By default, Turing ES retrieves the top 10 most similar chunks with a similarity threshold of 0.7. Documents below the threshold are excluded from the context.

Knowledge Base (Assets)

The Knowledge Base is built from files managed in the Assets section — a file manager backed by MinIO. Files are extracted with Apache Tika, truncated to 100,000 characters, split into 1,024-character chunks, embedded, and stored in the active embedding store.

Full documentation is available on the Assets page.

RAG for Semantic Navigation Sites

When GenAI is enabled for an SN Site, indexed documents are also embedded and stored in the vector store alongside their Solr representation. This allows AI Agents and the SN Site chat to retrieve relevant content via semantic similarity. Configure this in the site's Generative AI section — see Semantic Navigation → Generative AI.

Re-indexing existing content

Documents indexed before GenAI was enabled do not have embeddings. A full re-indexing of the site is required to make existing content available for RAG queries.


Tool Calling

Turing ES includes 27 native tools across 7 categories that AI Agents can invoke autonomously: Semantic Navigation (15), RAG / Knowledge Base (4), Web Crawler (2), Finance (2), Weather (1), Image Search (1), DateTime (1), and Code Interpreter (1).

See Tool Calling for the full tool reference.


MCP Servers

AI Agents can connect to any external server implementing the Model Context Protocol (MCP) to access tools beyond the 27 native ones — company-internal systems, proprietary APIs, or public MCP services. Configured in Administration → MCP Servers.

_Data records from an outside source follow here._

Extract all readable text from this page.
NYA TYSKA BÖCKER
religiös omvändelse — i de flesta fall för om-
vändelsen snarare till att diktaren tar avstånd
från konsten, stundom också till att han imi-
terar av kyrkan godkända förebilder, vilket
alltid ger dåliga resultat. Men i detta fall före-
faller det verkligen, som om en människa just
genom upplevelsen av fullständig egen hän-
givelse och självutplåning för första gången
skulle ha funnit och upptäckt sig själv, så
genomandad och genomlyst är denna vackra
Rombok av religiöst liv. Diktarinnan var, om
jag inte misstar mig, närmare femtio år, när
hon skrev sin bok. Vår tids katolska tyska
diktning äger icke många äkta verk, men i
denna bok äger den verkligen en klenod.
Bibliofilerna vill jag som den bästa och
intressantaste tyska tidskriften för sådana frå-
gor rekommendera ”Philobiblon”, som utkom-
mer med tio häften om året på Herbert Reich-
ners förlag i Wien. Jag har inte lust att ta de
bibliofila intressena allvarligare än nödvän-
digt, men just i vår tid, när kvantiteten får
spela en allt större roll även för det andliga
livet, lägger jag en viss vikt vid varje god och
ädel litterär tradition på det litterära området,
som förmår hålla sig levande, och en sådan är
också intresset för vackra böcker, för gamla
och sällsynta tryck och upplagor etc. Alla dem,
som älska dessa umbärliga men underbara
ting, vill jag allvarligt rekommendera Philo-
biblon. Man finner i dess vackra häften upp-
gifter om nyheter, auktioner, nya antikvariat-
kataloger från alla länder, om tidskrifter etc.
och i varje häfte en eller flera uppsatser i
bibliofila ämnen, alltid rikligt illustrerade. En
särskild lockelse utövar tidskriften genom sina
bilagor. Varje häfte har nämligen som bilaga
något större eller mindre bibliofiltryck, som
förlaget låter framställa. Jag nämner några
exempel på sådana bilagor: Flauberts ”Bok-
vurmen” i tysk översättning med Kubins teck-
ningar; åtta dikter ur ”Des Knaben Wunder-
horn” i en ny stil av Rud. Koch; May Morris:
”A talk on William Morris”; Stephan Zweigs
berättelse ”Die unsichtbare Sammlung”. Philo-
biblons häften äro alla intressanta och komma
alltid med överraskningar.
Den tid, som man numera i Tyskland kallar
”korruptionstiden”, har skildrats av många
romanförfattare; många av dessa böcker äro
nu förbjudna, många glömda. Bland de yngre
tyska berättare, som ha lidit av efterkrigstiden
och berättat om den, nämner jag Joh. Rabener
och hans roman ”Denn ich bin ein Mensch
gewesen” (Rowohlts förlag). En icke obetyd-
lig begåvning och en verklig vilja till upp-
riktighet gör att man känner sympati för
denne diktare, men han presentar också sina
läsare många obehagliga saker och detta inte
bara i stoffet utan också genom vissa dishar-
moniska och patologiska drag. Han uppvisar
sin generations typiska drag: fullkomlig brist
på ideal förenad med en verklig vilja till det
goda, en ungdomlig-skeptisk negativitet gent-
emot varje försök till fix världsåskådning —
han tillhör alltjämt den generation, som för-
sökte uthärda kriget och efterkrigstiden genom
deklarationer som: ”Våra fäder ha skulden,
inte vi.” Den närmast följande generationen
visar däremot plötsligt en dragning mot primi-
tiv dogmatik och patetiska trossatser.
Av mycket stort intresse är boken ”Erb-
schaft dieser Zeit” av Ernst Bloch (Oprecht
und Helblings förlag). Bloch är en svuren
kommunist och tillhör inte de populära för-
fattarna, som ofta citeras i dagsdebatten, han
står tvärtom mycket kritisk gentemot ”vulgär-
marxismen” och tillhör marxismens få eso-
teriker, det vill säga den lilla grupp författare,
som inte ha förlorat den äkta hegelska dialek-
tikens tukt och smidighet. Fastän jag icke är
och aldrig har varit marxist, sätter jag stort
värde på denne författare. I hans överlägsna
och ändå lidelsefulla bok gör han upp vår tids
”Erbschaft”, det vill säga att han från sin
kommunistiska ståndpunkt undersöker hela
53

See MCP Servers for transport types, configuration form, and examples.


AI Agents

An AI Agent combines a specific LLM Instance, a set of tools, and MCP Servers into a single deployable assistant. Each agent appears as a separate tab in the Chat interface and can be purpose-built for specific roles — enterprise search, data research, IT operations, and more.

See AI Agents for configuration, composition examples, and the agent execution flow.